À terme, compte tenu de la diversité des besoins, il sera nécessaire de constituer, à côté des réserves opérationnelles correspondant aux filières de métiers, un dispositif interministériel de renfort opérationnel pour la gestion des crises. Ce dispositif, qui dispensera une formation commune à plusieurs administrations, favorisera le recrutement et évitera les duplications.

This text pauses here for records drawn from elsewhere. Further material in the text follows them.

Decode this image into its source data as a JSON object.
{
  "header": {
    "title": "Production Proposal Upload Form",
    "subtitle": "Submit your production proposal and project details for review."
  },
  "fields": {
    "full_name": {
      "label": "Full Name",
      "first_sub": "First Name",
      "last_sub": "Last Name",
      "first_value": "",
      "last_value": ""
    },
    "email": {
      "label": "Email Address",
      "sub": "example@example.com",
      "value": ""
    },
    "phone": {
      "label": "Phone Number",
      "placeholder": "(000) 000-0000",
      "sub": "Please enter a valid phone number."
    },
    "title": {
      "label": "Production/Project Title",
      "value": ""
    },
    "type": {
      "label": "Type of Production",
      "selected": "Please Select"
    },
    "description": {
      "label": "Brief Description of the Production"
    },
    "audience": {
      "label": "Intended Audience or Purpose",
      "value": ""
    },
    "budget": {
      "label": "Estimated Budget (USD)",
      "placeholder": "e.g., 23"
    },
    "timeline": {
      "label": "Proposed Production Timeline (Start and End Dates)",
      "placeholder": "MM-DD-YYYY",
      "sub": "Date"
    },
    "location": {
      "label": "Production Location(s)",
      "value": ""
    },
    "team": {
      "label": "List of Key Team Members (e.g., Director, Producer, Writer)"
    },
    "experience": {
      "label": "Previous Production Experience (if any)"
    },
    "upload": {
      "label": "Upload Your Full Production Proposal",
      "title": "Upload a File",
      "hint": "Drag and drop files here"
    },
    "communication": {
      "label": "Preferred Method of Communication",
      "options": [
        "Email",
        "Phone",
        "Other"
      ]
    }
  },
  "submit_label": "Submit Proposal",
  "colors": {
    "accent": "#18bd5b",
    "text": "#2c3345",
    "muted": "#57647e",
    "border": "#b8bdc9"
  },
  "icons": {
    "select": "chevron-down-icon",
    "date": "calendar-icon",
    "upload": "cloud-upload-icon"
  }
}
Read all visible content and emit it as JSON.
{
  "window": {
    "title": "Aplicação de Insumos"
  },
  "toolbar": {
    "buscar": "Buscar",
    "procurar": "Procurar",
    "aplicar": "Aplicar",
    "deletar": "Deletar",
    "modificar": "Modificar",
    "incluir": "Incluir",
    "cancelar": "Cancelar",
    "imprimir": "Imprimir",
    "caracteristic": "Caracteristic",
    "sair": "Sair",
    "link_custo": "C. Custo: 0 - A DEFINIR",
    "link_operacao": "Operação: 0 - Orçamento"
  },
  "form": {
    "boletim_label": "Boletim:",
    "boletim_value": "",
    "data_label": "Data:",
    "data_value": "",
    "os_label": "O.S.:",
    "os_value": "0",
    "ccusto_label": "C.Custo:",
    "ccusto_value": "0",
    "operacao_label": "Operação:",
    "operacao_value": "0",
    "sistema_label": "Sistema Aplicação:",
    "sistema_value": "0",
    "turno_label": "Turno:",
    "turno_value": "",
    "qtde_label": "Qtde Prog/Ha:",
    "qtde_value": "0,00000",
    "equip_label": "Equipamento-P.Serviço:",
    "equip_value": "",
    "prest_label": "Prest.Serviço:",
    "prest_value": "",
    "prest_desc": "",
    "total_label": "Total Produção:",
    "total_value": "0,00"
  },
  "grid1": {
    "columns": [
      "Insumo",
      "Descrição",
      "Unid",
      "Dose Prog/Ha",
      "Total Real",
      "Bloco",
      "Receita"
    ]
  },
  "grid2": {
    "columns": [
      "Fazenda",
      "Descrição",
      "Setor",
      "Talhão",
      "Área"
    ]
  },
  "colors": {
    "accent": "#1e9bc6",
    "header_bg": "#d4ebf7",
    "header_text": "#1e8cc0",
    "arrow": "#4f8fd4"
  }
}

[page 246 Tome 1 partie 2] :
Une gestion commune des réserves relevant de différents ministères sera mise en place, afin de répondre de façon coordonnée aux besoins liés à des crises aiguës sur le territoire national. La multiplication des filières (armées, gendarmerie, police, santé, sécurité civile) fait craindre que les mêmes personnes soient recensées plusieurs fois, ce qui crée des risques lorsque la ressource est rare (spécialistes, personnel médical…). Cet inconvénient ne sera évité que par la concertation interministérielle et une coordination territoriale au niveau des préfets de zone de défense et de sécurité.
[page 305 Tome 1 partie 2] :
LE RECOURS AUX VOLONTARIATS
Les volontariats permettront à tous les citoyens de s’engager dans une tâche de solidarité active en faveur de leurs concitoyens. Les membres de la Croix-Rouge, de la protection civile et de la Société nationale de sauvetage en mer démontrent chaque jour la volonté d’engagement personnel d’un grand nombre de nos concitoyens au profit de la collectivité. Le développement du volontariat – dans la diversité de ses formes – est un mouvement général qu’il convient d’encourager et d’organiser. Il peut jouer un rôle important dans le renforcement de la sécurité nationale. La refonte de la réserve citoyenne s’inscrira dans ce mouvement. Celle-ci constitue, depuis la professionnalisation des forces armées en 1996, la deuxième composante de la réserve militaire, aux côtés de la réserve opérationnelle. Elle est composée de femmes et d’hommes qui ne disposent pas des capacités techniques ou du temps nécessaires pour intégrer la réserve opérationnelle, mais qui sont désireux de s’investir au service de l’armée. Ils méritent, à cet égard, une vraie reconnaissance, car ils participent déjà à la cohésion nationale et à la résilience de la nation. Sociologiquement importante, la réserve citoyenne pâtit d’un manque de visibilité et de clarté des objectifs qui lui sont assignés. L’appellation de réserve ne correspond pas à la vocation de ce corps citoyen, dès lors qu’il n’a pas pour objectif de participer à des opérations en tant que renfort opérationnel. La mise en place d’un volontariat de la sécurité nationale correspondrait mieux à la réalité et aux besoins, tout en prenant en compte le désir d’engagement. Ces volontaires pourraient contribuer à l’encadrement de la JAPD, être sollicités en cas de besoin massif sur le territoire national à l’occasion d’une crise et participer aux actions permettant de faire connaître les armées et les différents services, forces et administrations contribuant à la sécurité nationale. Il pourrait également être fait appel à ces volontaires lors des commémorations nationales.